Bradley Cooper's fake schnoz to play Leonard Bernstein has divided the Jewish community

August 18, 2023 07:30
Screenshot 2023-08-18 at 08.29.12
3 min read

I love Bradley Cooper. There I’ve said it. He’s a brilliant actor, writer, director, and producer, loved and respected by audiences, peers, and critics alike.

He hasn’t put a foot wrong in a notoriously fickle industry. Let’s face it, who doesn’t love him? But this week the trailer for his latest film, Maestro “a love letter to the life and art” of Jewish composer Leonard Bernstein, was released and has garnered headlines and commentary of a more critical nature.

Cooper has donned a prosthetic nose for the duration of the film to portray Bernstein.

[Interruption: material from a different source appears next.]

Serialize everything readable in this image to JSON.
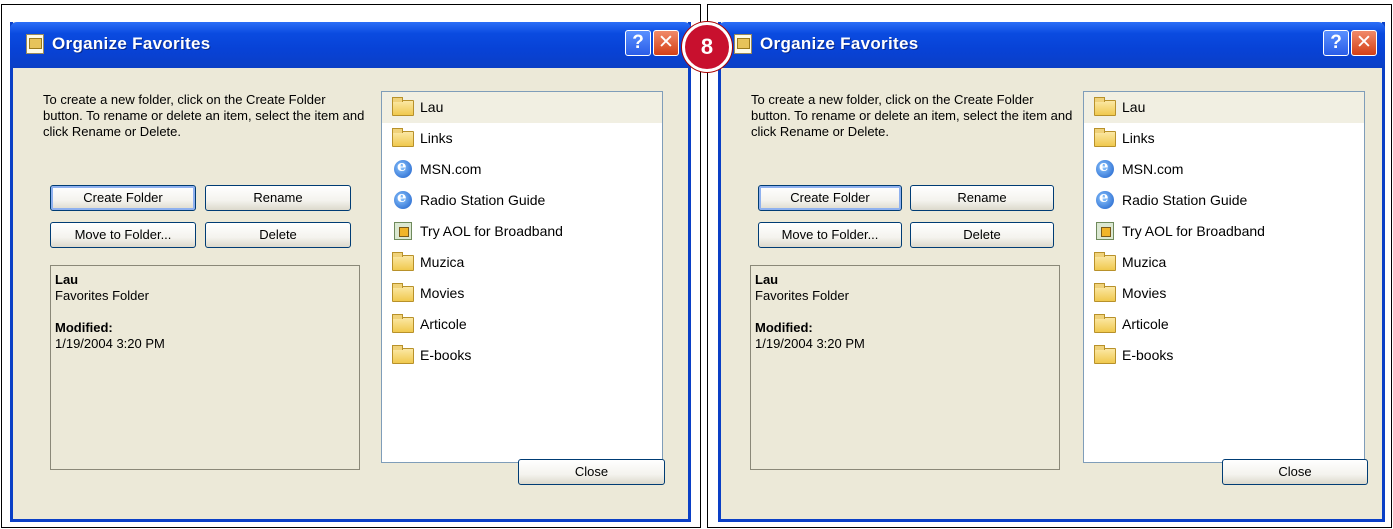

And the burning question is- why? Why did Bradley Cooper with a healthy-shaped nose himself, feel that it was necessary to don a large prosthetic proboscis to play the great man when the nose he dons is larger and more prominent (as far as the trailer and production stills show) than the one that Leonard Bernstein had in real life.

When one thinks of Lenny Bernstein, the first thing that comes to mind is not the size of his nose. It was not his defining feature and to my understanding neither commented on by others nor part of his self-identity. Bradley Cooper is not Jewish. He played the Elephant Man on stage without a single prosthetic to acclaim.

Surely he would have been able to embody Lenny Bernstein with all his skills as an actor, from the inside out. To have dug deep to find what made the Maestro tick. and to approach his Jewishness from the inside, find ways to embody the Jewish essence of the man without the need to stick on a large nose. It’s triggering.

Many non-Jewish friends and acquaintances have completely understood it. Images of anti-Jewish Nazis propaganda films and cartoons, Jew Suss type of malevolent males, and black and white pictures of Nazi guards measuring nose sizes of Jewish people to determine non-Aryan looks on the way to concentration camps, and the prototypes of English medieval drawings of ugly Jewish men with large hook noses, holding bags of money surrounded by virtuous Christians.

Noses are sensitive to Jews. It’s a racial trope that has been thrown at us for hundreds of years. I am currently playing a female Shylock in the Merchant of Venice. My research has painfully thrown up the hook noses that actors have worn since the 16th century to make a quick semiotic image of an “evil, slippery” Jew.